A downgrade of the United States’ stellar AAA credit rating seems likely.

The White House had been alerted repeatedly over the past month by rating agencies that without a strong, long-term plan to restructure the country’s debt, they would lower America’s credit rating as soon as today, according to two officials familiar with the process.

Earlier this month, Moody’s and Standard & Poor’s, the nation’s top two rating agencies, placed the U.S. government on notice of a downgrade of at least one notch, if not more, to a AA rating. In a written statement, S&P analysts said they believed “there is an increasing risk of a substantial policy stalemate enduring beyond any near-term agreement to raise the debt ceiling.”

Taking his message to the country last Monday night, Obama stressed how unprecedented it would be to see a credit downgrade. If the debate heads much further, he said, “For the first time in history, our country’s AAA credit rating would be downgraded, leaving investors around the world to wonder whether the United States is still a good bet.”

With so many moving parts in the global economy, it’s difficult to measure the precise impact of a U.S. credit downgrade on the global economy.

One specific effect would be a mass sell-back of U.S. bonds.
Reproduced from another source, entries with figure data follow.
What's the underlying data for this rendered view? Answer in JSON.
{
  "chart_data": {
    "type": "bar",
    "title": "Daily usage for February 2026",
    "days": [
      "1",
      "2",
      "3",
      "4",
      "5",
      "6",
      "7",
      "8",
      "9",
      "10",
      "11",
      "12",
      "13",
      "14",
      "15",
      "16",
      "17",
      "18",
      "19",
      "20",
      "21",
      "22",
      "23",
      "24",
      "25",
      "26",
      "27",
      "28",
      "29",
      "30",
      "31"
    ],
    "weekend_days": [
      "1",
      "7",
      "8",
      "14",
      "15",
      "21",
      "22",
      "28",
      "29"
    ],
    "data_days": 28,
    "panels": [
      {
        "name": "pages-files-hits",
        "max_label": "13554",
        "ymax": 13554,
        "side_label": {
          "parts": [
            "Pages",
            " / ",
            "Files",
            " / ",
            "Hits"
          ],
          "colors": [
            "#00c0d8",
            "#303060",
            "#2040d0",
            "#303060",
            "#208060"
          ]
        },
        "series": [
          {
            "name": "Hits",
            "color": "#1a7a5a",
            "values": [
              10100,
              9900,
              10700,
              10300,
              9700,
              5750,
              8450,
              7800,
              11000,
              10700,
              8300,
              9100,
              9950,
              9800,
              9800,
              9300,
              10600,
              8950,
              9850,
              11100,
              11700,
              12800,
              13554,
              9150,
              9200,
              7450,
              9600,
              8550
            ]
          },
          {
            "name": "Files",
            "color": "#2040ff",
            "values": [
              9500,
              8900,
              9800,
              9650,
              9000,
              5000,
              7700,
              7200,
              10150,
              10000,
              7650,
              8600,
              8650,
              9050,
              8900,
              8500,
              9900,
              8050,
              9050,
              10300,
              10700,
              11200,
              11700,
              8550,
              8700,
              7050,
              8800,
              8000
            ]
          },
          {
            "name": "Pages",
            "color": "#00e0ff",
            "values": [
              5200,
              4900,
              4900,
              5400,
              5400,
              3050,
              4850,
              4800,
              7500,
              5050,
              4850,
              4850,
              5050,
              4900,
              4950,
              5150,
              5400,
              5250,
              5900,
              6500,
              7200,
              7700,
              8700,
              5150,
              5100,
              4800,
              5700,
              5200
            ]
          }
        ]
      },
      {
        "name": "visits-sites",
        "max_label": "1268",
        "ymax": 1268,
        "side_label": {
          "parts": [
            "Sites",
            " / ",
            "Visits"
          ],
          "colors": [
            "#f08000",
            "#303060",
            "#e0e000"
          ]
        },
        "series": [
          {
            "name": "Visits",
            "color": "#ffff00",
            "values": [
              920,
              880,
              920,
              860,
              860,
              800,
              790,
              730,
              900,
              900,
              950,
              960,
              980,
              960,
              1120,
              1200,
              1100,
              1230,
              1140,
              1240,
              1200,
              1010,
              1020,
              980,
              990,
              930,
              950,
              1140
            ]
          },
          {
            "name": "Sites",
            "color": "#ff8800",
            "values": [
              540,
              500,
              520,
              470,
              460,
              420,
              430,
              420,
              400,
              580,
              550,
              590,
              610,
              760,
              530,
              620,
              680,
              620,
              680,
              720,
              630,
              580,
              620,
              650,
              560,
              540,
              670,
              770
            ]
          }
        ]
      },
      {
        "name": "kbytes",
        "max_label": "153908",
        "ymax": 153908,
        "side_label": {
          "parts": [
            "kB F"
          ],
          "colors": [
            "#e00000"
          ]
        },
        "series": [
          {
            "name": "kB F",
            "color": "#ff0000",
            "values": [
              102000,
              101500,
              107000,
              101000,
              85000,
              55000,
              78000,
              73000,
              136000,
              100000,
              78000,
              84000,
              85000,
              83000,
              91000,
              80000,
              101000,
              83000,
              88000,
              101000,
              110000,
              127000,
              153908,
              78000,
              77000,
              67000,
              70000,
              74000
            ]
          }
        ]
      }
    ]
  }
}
Billions of dollars in outstanding bonds are held by people, countries, and agencies that only hold bonds guaranteed by AAA sellers. All of those would likely move immediately to sell in the wake of a credit downgrade, or change internal policies to retain the bonds. The ratings of all viable U.S. institutions, including Fannie Mae and Freddie Mac, would fall as well, potentially increasing mortgage-interest rates and borrowing costs on other loans.

More difficult to measure would be the loss of American financial prestige. Reduced confidence in the dollar, say some analysts, could result in reduced borrowing for U.S. economic growth. Difficulty getting credit could retard the economic recovery and send long-term waves through the financial system.

[Yahoo News]


3 Responses to “Downgrade of the US AAA credit rating”

  1. On the day of the signing of the debt ceiling bill, credit rating agency Moody’s said the United States will keep its sterling AAA credit rating “for the time being”, but lowered its outlook on U.S. debt to “negative.”

    A “negative outlook” indicates the possibility that Moody’s would downgrade the country’s sovereign credit rating within a year or two.

    Standard & Poor’s has yet to weigh in on the debt ceiling deal.

  2. Aug 5th update: Well, it happened:
    Standard & Poor’s downgraded US debt today.

  3. Aug 7 – S&P’s downgrade was as much a political critique as a financial conclusion. It is based on a view that American political leaders would be unable to come up with at least $4 trillion in savings, which is needed to bring the nation’s debt to a manageable level over the next decade.

    The two other major credit rating companies, Moody’s Investors Service and Fitch Ratings, have said they would preserve the nation’s AAA rating for now.

    But keep an eye on China. Back in July, China’s Dagong rating agency reduced the US rating to A+. By August 2, it went down to A with a negative outlook.